Mais adiante, tratarei deste tópico tão gritante quanto a final girl de Jamie Lee Curtis ao ser perseguida por Michael Myers, o turbinado inimigo sem rosto que marcou a sua cinematografia, ligeiramente embaçada no desenvolvimento de Vampiros, terror que ao longo de seus 108 minutos, inspira-se no romance de John Steakley, transformado em roteiro por Dan Jarkloy, entregue ao cineasta para ser uma mudança de rumo em sua carreira e a primeira incursão no mundo dos vampiros, espaço ainda não experimentado em sua longa e eficiente trajetória no campo do terror. O que poderia surtir num caminho novo a ser trilhado foi apenas um breve passeio, pois o cineasta se bifurcou por outros espaços posteriormente. Na trama, os vampiros apresentam perigo não apenas na escuridão da noite, mas durante a luz do dia, criaturas que estão sob a observação do incansável Jack Crow (James Woods), líder de um grupo de caçadores das mitológicas criaturas, exterminador que faz parte de uma organização secreta mediada pela Igreja Católica.

Chefiado pelo Cardeal Alba (Maximilian Schell), Crow trafega por regiões desérticas e enfrenta a fúria destas criaturas acompanhado de Anthony Montoya (Daniel Baldwin) e do padre Guiteau (Tim Guinne), representante da igreja que no passado, fez de um ritual de exorcismo que deu errado e o transformou em um vampiro. É nesta mescla de estilos que Vampiros, de John Carpenter, se desenvolve. Um dos pontos narrativos que se desdobra ao longo do filme é a batida numa zona de prostituição que acaba se transformando numa chacina de vários que ali se faziam presentes, desde clientes ao grupo de trabalhadoras da noite. Uma delas é Katrina (Sheryl Lee), prostituta que será levada pelo personagem de Baldwin como vítima a ser resgatada e salva. Os vampiros que aqui atacam são movidos pelo desejo de adquirir a lendária Cruz de Berzies, objeto que os permitirá caminhar eternamente por qualquer período do dia, sem a necessidade de atacar e se esconder durante a noite, como rezam os mandamentos tradicionais dos sugadores de sangue. Trajados pelos figurinos de Robin Michel Bush e maquiados pelo setor supervisionado por Howard Berger, os monstros do filme se assemelham bastante ao esquema semiótico de Marilyn Manson em suas apresentações públicas. Com isso, digo que não são exatamente assustadores, mas convencem que estão ali em grupo, unificados visualmente para dar conta de suas missões destrutivas.
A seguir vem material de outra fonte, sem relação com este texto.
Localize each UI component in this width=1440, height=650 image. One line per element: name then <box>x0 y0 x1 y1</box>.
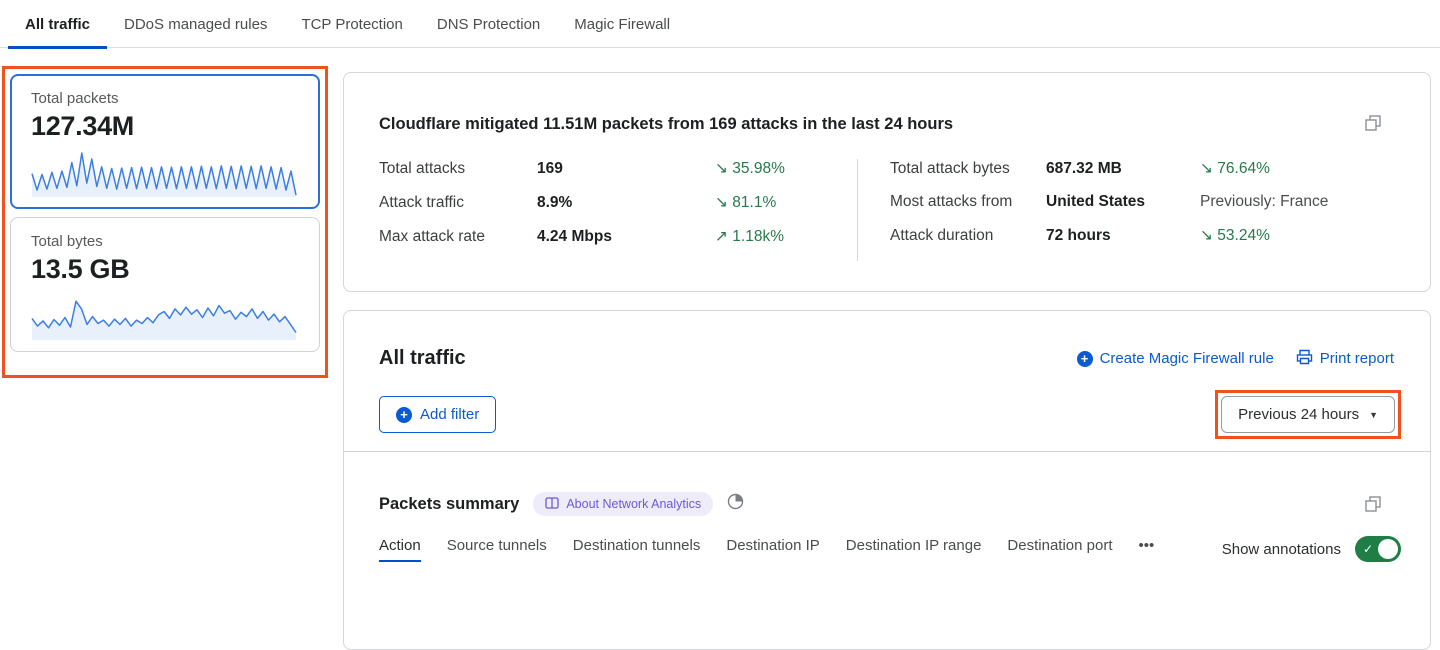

O que podemos esperar disso? Um bom trabalho do ponto de vista técnico. E só, mas o bastante. Paradoxal, não? Explico: Vampiros, de John Carpenter, visualmente falando, é uma narrativa eficiente. Esse nunca foi um problema para o realizador, ciente da sua competência no gerenciamento não apenas dos aspectos visuais de seus filmes, mas apurado no desenvolvimento da trilha sonora. Ao estabelecer elementos inovadores na exaustiva mitologia dos vampiros, um dos monstros mais trabalhados no esquema das produções de terror, John Carpenter transforma a sua história num ponto de destaque da historiografia das criaturas da noite em seu longo passeio pelo século XX. Traz para a direção de fotografia, o empenho de Gary B. Kibbe, responsável por emular a cartilha western de planos abertos, movimentação milimetricamente calculada e sofisticação dos demais enquadramentos eficientes ao promover a melhor captação possível para os espaços abandonados pelo qual circundam os personagens. O design de produção de Thomas A. Walsh também acerta nos tons alaranjados, vermelhos e no estabelecimento de cenários e adereços que funcionam bem nas passagens noturnas, expressadas em imagens com textura firme, também conscientes do universo visualmente mesclado entre terror e western, apesar de seu desenvolvimento dramático flerta com muitos clichês do estilo policial.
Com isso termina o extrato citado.